The breakdown of mobile market share was predictable and direct. The financials were there, as always, to show developers that iPhone is a platform worth investing in. But the third party demos were telling. Apple often chooses these demos carefully to showcase specific new Apple hardware or software features. Not so this year: the chosen demos did nothing new and were not using iPhone 4 or iOS 4. They were simply leading brands, all in the entertainment space, that consumers recognize and respond to. (Yes, including Farmville.) Rather than “look what iPhone can do,” these demos said “look what iPhone’s got.” It’s a notable difference in message, presumably driven at least in part by the new competitive landscape.

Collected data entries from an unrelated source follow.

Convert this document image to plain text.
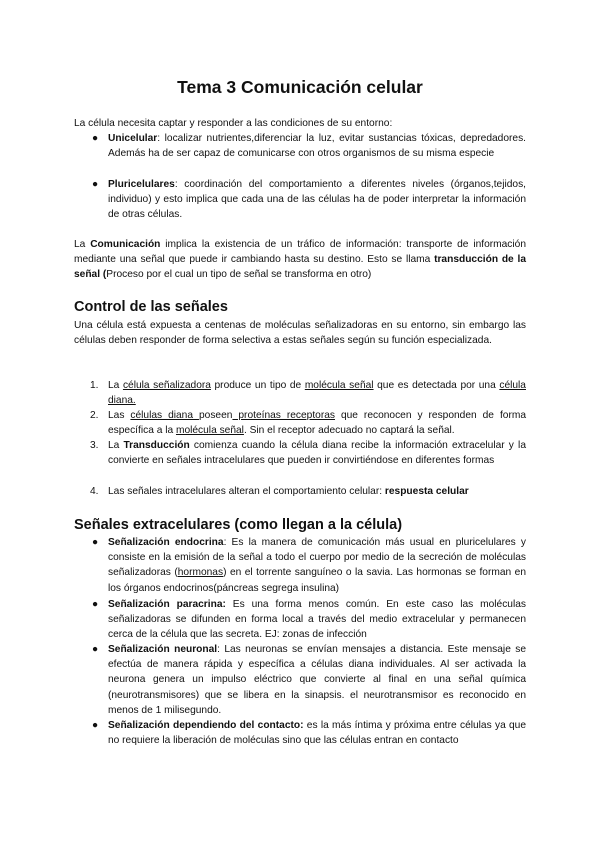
Tema 3 Comunicación celular

La célula necesita captar y responder a las condiciones de su entorno:

● Unicelular: localizar nutrientes,diferenciar la luz, evitar sustancias tóxicas, depredadores. Además ha de ser capaz de comunicarse con otros organismos de su misma especie

● Pluricelulares: coordinación del comportamiento a diferentes niveles (órganos,tejidos, individuo) y esto implica que cada una de las células ha de poder interpretar la información de otras células.

La Comunicación implica la existencia de un tráfico de información: transporte de información mediante una señal que puede ir cambiando hasta su destino. Esto se llama transducción de la señal (Proceso por el cual un tipo de señal se transforma en otro)

Control de las señales

Una célula está expuesta a centenas de moléculas señalizadoras en su entorno, sin embargo las células deben responder de forma selectiva a estas señales según su función especializada.

1. La célula señalizadora produce un tipo de molécula señal que es detectada por una célula diana.

2. Las células diana poseen proteínas receptoras que reconocen y responden de forma específica a la molécula señal. Sin el receptor adecuado no captará la señal.

3. La Transducción comienza cuando la célula diana recibe la información extracelular y la convierte en señales intracelulares que pueden ir convirtiéndose en diferentes formas

4. Las señales intracelulares alteran el comportamiento celular: respuesta celular

Señales extracelulares (como llegan a la célula)
● Señalización endocrina: Es la manera de comunicación más usual en pluricelulares y consiste en la emisión de la señal a todo el cuerpo por medio de la secreción de moléculas señalizadoras (hormonas) en el torrente sanguíneo o la savia. Las hormonas se forman en los órganos endocrinos(páncreas segrega insulina)

● Señalización paracrina: Es una forma menos común. En este caso las moléculas señalizadoras se difunden en forma local a través del medio extracelular y permanecen cerca de la célula que las secreta. EJ: zonas de infección

● Señalización neuronal: Las neuronas se envían mensajes a distancia. Este mensaje se efectúa de manera rápida y específica a células diana individuales. Al ser activada la neurona genera un impulso eléctrico que convierte al final en una señal química (neurotransmisores) que se libera en la sinapsis. el neurotransmisor es reconocido en menos de 1 milisegundo.

● Señalización dependiendo del contacto: es la más íntima y próxima entre células ya que no requiere la liberación de moléculas sino que las células entran en contacto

Steve Jobs also spent a lot of time Monday deflecting heavy criticism of Apple for not being “open” enough. The first point made to this end was a clear differentiation between the open web — which Apple not only supports but continues to drive — and the “curated” native App Store. The use of “curated” was very deliberate, and a direct response to the much more negative “closed” thrown around lately. Look for it in future statements and interviews until criticism subsides. Meanwhile, developments in Safari and WebKit continue to raise the bar for standards-based web apps.

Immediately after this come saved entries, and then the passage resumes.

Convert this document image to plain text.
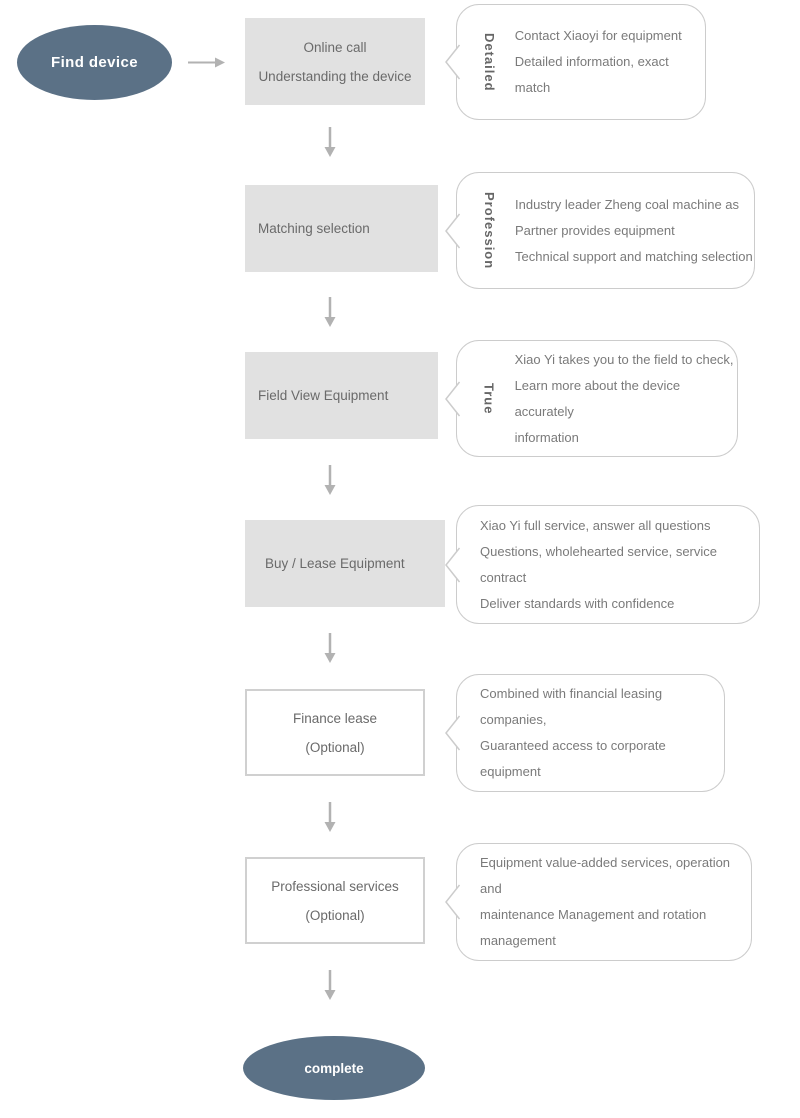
Find device
Online call
Understanding the device	Detailed Contact Xiaoyi for equipment
Detailed information, exact match
Matching selection	Profession Industry leader Zheng coal machine as
Partner provides equipment
Technical support and matching selection
Field View Equipment	True
Xiao Yi takes you to the field to check,
Learn more about the device accurately
information
Buy / Lease Equipment
Xiao Yi full service, answer all questions
Questions, wholehearted service, service contract
Deliver standards with confidence
Finance lease
(Optional)
Combined with financial leasing companies,
Guaranteed access to corporate equipment
Professional services
(Optional)
Equipment value-added services, operation and
maintenance Management and rotation
management
complete
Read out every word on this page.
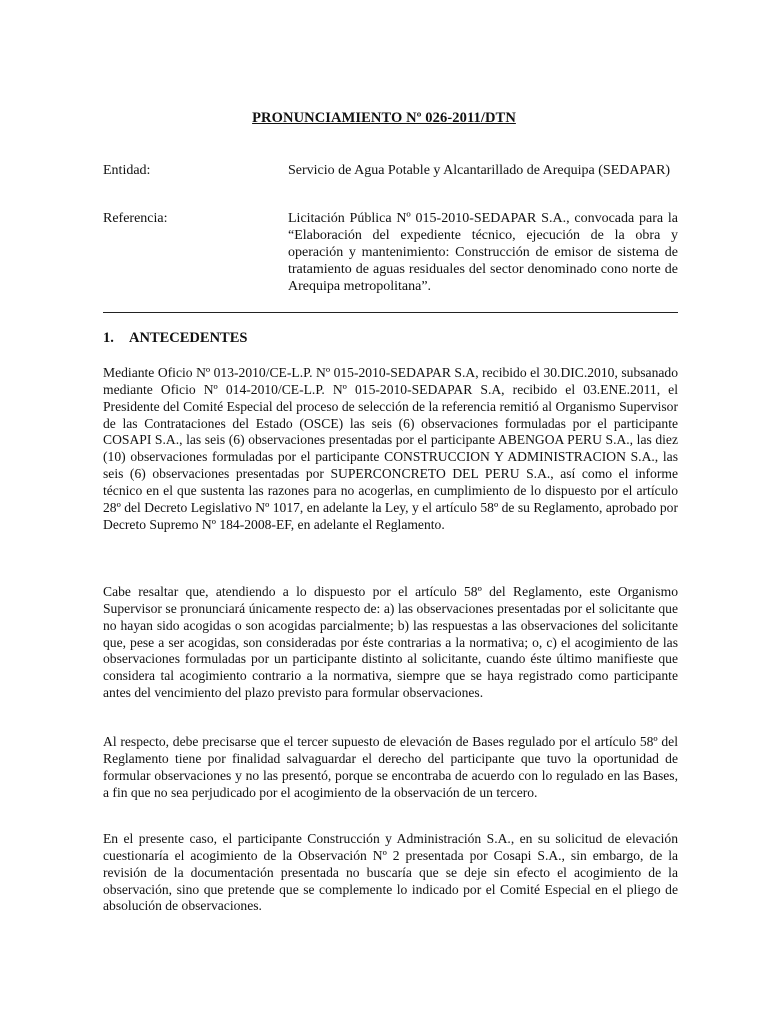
PRONUNCIAMIENTO Nº 026-2011/DTN
Entidad:	Servicio de Agua Potable y Alcantarillado de Arequipa (SEDAPAR)
Referencia:	Licitación Pública Nº 015-2010-SEDAPAR S.A., convocada para la “Elaboración del expediente técnico, ejecución de la obra y operación y mantenimiento: Construcción de emisor de sistema de tratamiento de aguas residuales del sector denominado cono norte de Arequipa metropolitana”.
1. ANTECEDENTES

Mediante Oficio Nº 013-2010/CE-L.P. Nº 015-2010-SEDAPAR S.A, recibido el 30.DIC.2010, subsanado mediante Oficio Nº 014-2010/CE-L.P. Nº 015-2010-SEDAPAR S.A, recibido el 03.ENE.2011, el Presidente del Comité Especial del proceso de selección de la referencia remitió al Organismo Supervisor de las Contrataciones del Estado (OSCE) las seis (6) observaciones formuladas por el participante COSAPI S.A., las seis (6) observaciones presentadas por el participante ABENGOA PERU S.A., las diez (10) observaciones formuladas por el participante CONSTRUCCION Y ADMINISTRACION S.A., las seis (6) observaciones presentadas por SUPERCONCRETO DEL PERU S.A., así como el informe técnico en el que sustenta las razones para no acogerlas, en cumplimiento de lo dispuesto por el artículo 28º del Decreto Legislativo Nº 1017, en adelante la Ley, y el artículo 58º de su Reglamento, aprobado por Decreto Supremo Nº 184-2008-EF, en adelante el Reglamento.

Cabe resaltar que, atendiendo a lo dispuesto por el artículo 58º del Reglamento, este Organismo Supervisor se pronunciará únicamente respecto de: a) las observaciones presentadas por el solicitante que no hayan sido acogidas o son acogidas parcialmente; b) las respuestas a las observaciones del solicitante que, pese a ser acogidas, son consideradas por éste contrarias a la normativa; o, c) el acogimiento de las observaciones formuladas por un participante distinto al solicitante, cuando éste último manifieste que considera tal acogimiento contrario a la normativa, siempre que se haya registrado como participante antes del vencimiento del plazo previsto para formular observaciones.

Al respecto, debe precisarse que el tercer supuesto de elevación de Bases regulado por el artículo 58º del Reglamento tiene por finalidad salvaguardar el derecho del participante que tuvo la oportunidad de formular observaciones y no las presentó, porque se encontraba de acuerdo con lo regulado en las Bases, a fin que no sea perjudicado por el acogimiento de la observación de un tercero.

En el presente caso, el participante Construcción y Administración S.A., en su solicitud de elevación cuestionaría el acogimiento de la Observación Nº 2 presentada por Cosapi S.A., sin embargo, de la revisión de la documentación presentada no buscaría que se deje sin efecto el acogimiento de la observación, sino que pretende que se complemente lo indicado por el Comité Especial en el pliego de absolución de observaciones.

The introduction of Bing as a search provider for Safari on iPhone had been rumored for some time. Naturally, everyone saw this development as an attack on Google. But the presentation itself sent just as much of a message. Jobs used the word “choice” six times in less than twenty seconds during the Bing announcement. While Apple’s addition of Bing was a shot at Google’s core business, the announcement was a shot at its melodramatic PR.

One can’t help but appreciate the irony here. The initial friendship between Apple and Google was surely inspired in part by a common rival in Microsoft. Now the tables have turned, with Apple and Microsoft sharing the stage against Google. The reversal is so severe that a busted Bing demo in a later session drew heavy applause upon finally working. A WWDC audience would not have been so kind to Microsoft in earlier years.

The announcement that FaceTime would be an open standard was another surprise. Would Apple have done this without the pressure Google and Adobe have been applying? Maybe. But we certainly wouldn’t have seen a slide with a giant “OPEN” on it.

Finally, the free iOS 4 upgrade should give Apple some high ground on Android among developers. This is the first time iPod touch users have not had to pay for a major OS upgrade, thanks in part to looser accounting rules. But too much is at stake, and Android’s fragmented installed base will become a louder talking point. Apple wants every customer on 4.0 as soon as possible, and wants every developer to know that it’s safe to move forward without looking back. Don’t be surprised if Apple becomes unusually vocal about the number of users running 4.0.

Probably the biggest takeaway from the keynote, though, was the lack of a supporting cast for the first time in many years. No Phil. No Scott. No Bertrand. Steve Jobs is back, and back in charge, and nobody else was going to deliver the news or the message under this kind of pressure.

The battle continues to heat up. With both words and actions, Apple is taking the competition very seriously.